Facial palsy and zoster do not always appear simultaneously, and some patients with RHS exhibit facial palsy several days before or after the onset of zoster. VZV also causes acute peripheral facial palsy with the absence of skin lesions; such cases are termed zoster sine herpete and are usually diagnosed using serological assays[4] or polymerase chain reaction (PCR).[5] The diagnosis of RHS is based on the history and clinical findings mentioned in Table 1. Oral lesions are also present in most cases. Laboratory confirmation of the clinical diagnosis is based on increasing antibody titer in repeated complement fixation tests. PCR can detect VZV in saliva, tears, middle ear fluid, and blood mononuclear cells.[5]

Table 1

Clinical features of Ramsay Hunt syndrome

The most recommended therapy for RHS is the combination of acyclovir and prednisone.[6] Acyclovir is an effective antimicrobial agent against actively replicating herpes zoster viruses. Acyclovir itself is not active. It must first be phosphorylated by viral thymidine kinase to form a triphosphate. Acyclovir triphosphate inhibits viral DNA polymerase and, thus, DNA replication.[7] Importantly, no statistically significant outcome differences were noted between patients treated with intravenous or oral acyclovir.[7] Because of increasing viral resistance to acyclovir,[7] newer drugs, such as valacyclovir, famciclovir, penciclovir and brivudine, are being more commonly used.

Adjunctive steroid therapy can be helpful in the management of the fa-cial paralysis of RHS.[8] A study on 80 RHS patients with different levels of severity treated with acyclovir-prednisone combination showed complete facial recovery, i.e., House grade I, in 52% patients, no matter what their pretreatment gradings were.[6]

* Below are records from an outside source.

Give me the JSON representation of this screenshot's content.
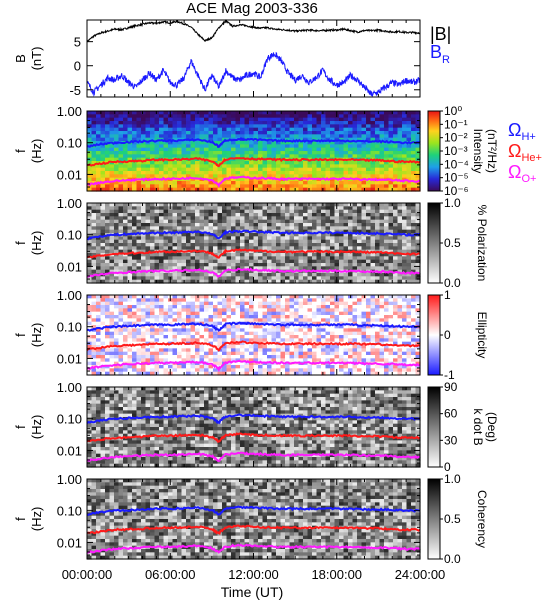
{
  "chart_data": {
    "type": "spectrogram",
    "title": "ACE Mag 2003-336",
    "xlabel": "Time (UT)",
    "x_ticks": [
      "00:00:00",
      "06:00:00",
      "12:00:00",
      "18:00:00",
      "24:00:00"
    ],
    "x_range_hours": [
      0,
      24
    ],
    "panels": [
      {
        "id": "bfield",
        "type": "line",
        "ylabel_main": "B",
        "ylabel_unit": "(nT)",
        "ylim": [
          -6.5,
          9.5
        ],
        "y_ticks": [
          "5",
          "0",
          "-5"
        ],
        "y_tick_values": [
          5,
          0,
          -5
        ],
        "series": [
          {
            "name": "|B|",
            "color": "#000000",
            "x": [
              0,
              0.5,
              1,
              1.5,
              2,
              2.5,
              3,
              3.5,
              4,
              4.5,
              5,
              5.5,
              6,
              6.5,
              7,
              7.5,
              8,
              8.5,
              9,
              9.5,
              10,
              10.5,
              11,
              11.5,
              12,
              12.5,
              13,
              13.5,
              14,
              14.5,
              15,
              15.5,
              16,
              16.5,
              17,
              17.5,
              18,
              18.5,
              19,
              19.5,
              20,
              20.5,
              21,
              21.5,
              22,
              22.5,
              23,
              23.5,
              24
            ],
            "y": [
              5.0,
              6.2,
              6.8,
              7.2,
              7.6,
              7.5,
              7.9,
              8.3,
              8.6,
              8.9,
              8.8,
              9.1,
              8.9,
              9.2,
              8.7,
              8.0,
              6.5,
              5.2,
              5.8,
              7.9,
              9.3,
              8.2,
              8.5,
              8.3,
              8.0,
              7.8,
              7.9,
              7.6,
              7.5,
              7.4,
              7.2,
              7.3,
              7.4,
              7.3,
              7.3,
              7.4,
              7.4,
              7.6,
              7.3,
              7.0,
              7.3,
              7.3,
              7.4,
              7.2,
              7.0,
              7.1,
              6.9,
              6.9,
              6.8
            ]
          },
          {
            "name": "B",
            "sub": "R",
            "color": "#1a1aff",
            "x": [
              0,
              0.5,
              1,
              1.5,
              2,
              2.5,
              3,
              3.5,
              4,
              4.5,
              5,
              5.5,
              6,
              6.5,
              7,
              7.5,
              8,
              8.5,
              9,
              9.5,
              10,
              10.5,
              11,
              11.5,
              12,
              12.5,
              13,
              13.5,
              14,
              14.5,
              15,
              15.5,
              16,
              16.5,
              17,
              17.5,
              18,
              18.5,
              19,
              19.5,
              20,
              20.5,
              21,
              21.5,
              22,
              22.5,
              23,
              23.5,
              24
            ],
            "y": [
              -3.5,
              -5.5,
              -4.0,
              -2.5,
              -3.0,
              -2.0,
              -3.5,
              -4.5,
              -3.0,
              -1.5,
              -3.0,
              -1.0,
              -3.5,
              -4.0,
              -2.5,
              1.0,
              -2.0,
              -5.0,
              -2.0,
              -4.5,
              -1.0,
              -2.5,
              -3.0,
              -2.0,
              -1.5,
              -2.5,
              1.5,
              2.5,
              1.0,
              -1.5,
              -3.0,
              -2.0,
              -3.5,
              -2.5,
              -1.0,
              -3.0,
              -4.0,
              -3.5,
              -2.0,
              -3.0,
              -4.5,
              -6.0,
              -5.5,
              -4.5,
              -3.5,
              -4.0,
              -3.0,
              -3.5,
              -3.0
            ]
          }
        ]
      },
      {
        "id": "intensity",
        "type": "heatmap",
        "ylabel_main": "f",
        "ylabel_unit": "(Hz)",
        "y_scale": "log",
        "ylim": [
          0.003,
          1.0
        ],
        "y_ticks": [
          "1.00",
          "0.10",
          "0.01"
        ],
        "colorbar": {
          "label": "Intensity",
          "label2": "(nT²/Hz)",
          "scheme": "rainbow",
          "ticks": [
            "10⁰",
            "10⁻¹",
            "10⁻²",
            "10⁻³",
            "10⁻⁴",
            "10⁻⁵",
            "10⁻⁶"
          ]
        }
      },
      {
        "id": "polarization",
        "type": "heatmap",
        "ylabel_main": "f",
        "ylabel_unit": "(Hz)",
        "y_scale": "log",
        "ylim": [
          0.003,
          1.0
        ],
        "y_ticks": [
          "1.00",
          "0.10",
          "0.01"
        ],
        "colorbar": {
          "label": "% Polarization",
          "scheme": "grayscale",
          "ticks": [
            "1.0",
            "0.5",
            "0.0"
          ]
        }
      },
      {
        "id": "ellipticity",
        "type": "heatmap",
        "ylabel_main": "f",
        "ylabel_unit": "(Hz)",
        "y_scale": "log",
        "ylim": [
          0.003,
          1.0
        ],
        "y_ticks": [
          "1.00",
          "0.10",
          "0.01"
        ],
        "colorbar": {
          "label": "Ellipticity",
          "scheme": "diverging",
          "ticks": [
            "1",
            "0",
            "-1"
          ]
        }
      },
      {
        "id": "kdotb",
        "type": "heatmap",
        "ylabel_main": "f",
        "ylabel_unit": "(Hz)",
        "y_scale": "log",
        "ylim": [
          0.003,
          1.0
        ],
        "y_ticks": [
          "1.00",
          "0.10",
          "0.01"
        ],
        "colorbar": {
          "label": "k dot B",
          "label2": "(Deg)",
          "scheme": "grayscale",
          "ticks": [
            "90",
            "60",
            "30",
            "0"
          ]
        }
      },
      {
        "id": "coherency",
        "type": "heatmap",
        "ylabel_main": "f",
        "ylabel_unit": "(Hz)",
        "y_scale": "log",
        "ylim": [
          0.003,
          1.0
        ],
        "y_ticks": [
          "1.00",
          "0.10",
          "0.01"
        ],
        "colorbar": {
          "label": "Coherency",
          "scheme": "grayscale",
          "ticks": [
            "1.0",
            "0.5",
            "0.0"
          ]
        }
      }
    ],
    "legend_bfield": [
      "|B|",
      "B_R"
    ],
    "gyro_legend": [
      {
        "symbol": "Ω",
        "sub": "H+",
        "color": "#1a1aff"
      },
      {
        "symbol": "Ω",
        "sub": "He+",
        "color": "#ff1a1a"
      },
      {
        "symbol": "Ω",
        "sub": "O+",
        "color": "#ff1aff"
      }
    ],
    "gyrofrequency_lines": [
      {
        "name": "H+",
        "color": "#1a1aff",
        "x": [
          0,
          1,
          2,
          3,
          4,
          5,
          6,
          7,
          8,
          9,
          9.5,
          10,
          11,
          12,
          13,
          14,
          15,
          16,
          17,
          18,
          19,
          20,
          21,
          22,
          23,
          24
        ],
        "y": [
          0.075,
          0.09,
          0.1,
          0.105,
          0.11,
          0.115,
          0.115,
          0.12,
          0.125,
          0.105,
          0.075,
          0.12,
          0.13,
          0.125,
          0.12,
          0.115,
          0.115,
          0.115,
          0.115,
          0.115,
          0.115,
          0.11,
          0.11,
          0.105,
          0.1,
          0.1
        ]
      },
      {
        "name": "He+",
        "color": "#ff1a1a",
        "x": [
          0,
          1,
          2,
          3,
          4,
          5,
          6,
          7,
          8,
          9,
          9.5,
          10,
          11,
          12,
          13,
          14,
          15,
          16,
          17,
          18,
          19,
          20,
          21,
          22,
          23,
          24
        ],
        "y": [
          0.019,
          0.022,
          0.025,
          0.026,
          0.027,
          0.029,
          0.029,
          0.03,
          0.031,
          0.026,
          0.019,
          0.03,
          0.033,
          0.031,
          0.03,
          0.029,
          0.029,
          0.029,
          0.029,
          0.029,
          0.029,
          0.028,
          0.028,
          0.026,
          0.025,
          0.025
        ]
      },
      {
        "name": "O+",
        "color": "#ff1aff",
        "x": [
          0,
          1,
          2,
          3,
          4,
          5,
          6,
          7,
          8,
          9,
          9.5,
          10,
          11,
          12,
          13,
          14,
          15,
          16,
          17,
          18,
          19,
          20,
          21,
          22,
          23,
          24
        ],
        "y": [
          0.0047,
          0.0056,
          0.0062,
          0.0066,
          0.0069,
          0.0072,
          0.0072,
          0.0075,
          0.0078,
          0.0066,
          0.0047,
          0.0075,
          0.0081,
          0.0078,
          0.0075,
          0.0072,
          0.0072,
          0.0072,
          0.0072,
          0.0072,
          0.0072,
          0.0069,
          0.0069,
          0.0066,
          0.0062,
          0.0062
        ]
      }
    ]
  }
}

For a significant improvement of facial recovery and hearing loss, early combination therapy within 3 days of the onset of facial palsy was critical; chances of grade I recovery was less than 30% if therapy started later than 7 days of onset. Previous studies reported better recovery of facial nerve function with combination therapy of acyclovir and steroids than steroids alone.[8] However, many authors caution against implementing steroid therapy, especially with periocular lesions, as they fear dissemination of the varicella zoster virus infection.[9]

The rehabilitation program for facial palsy includes electrical stimulation, infrared radiation, and facial neuromuscular exercises including automassage, relaxation exercises, inhibition of synkinesis, co-ordination exercises, or emotional expression exercises. The immunization of older persons with a VZV vaccine would boost their cell-mediated immunity to VZV and thereby provide protection against herpes zoster and postherpetic neuralgia.[10]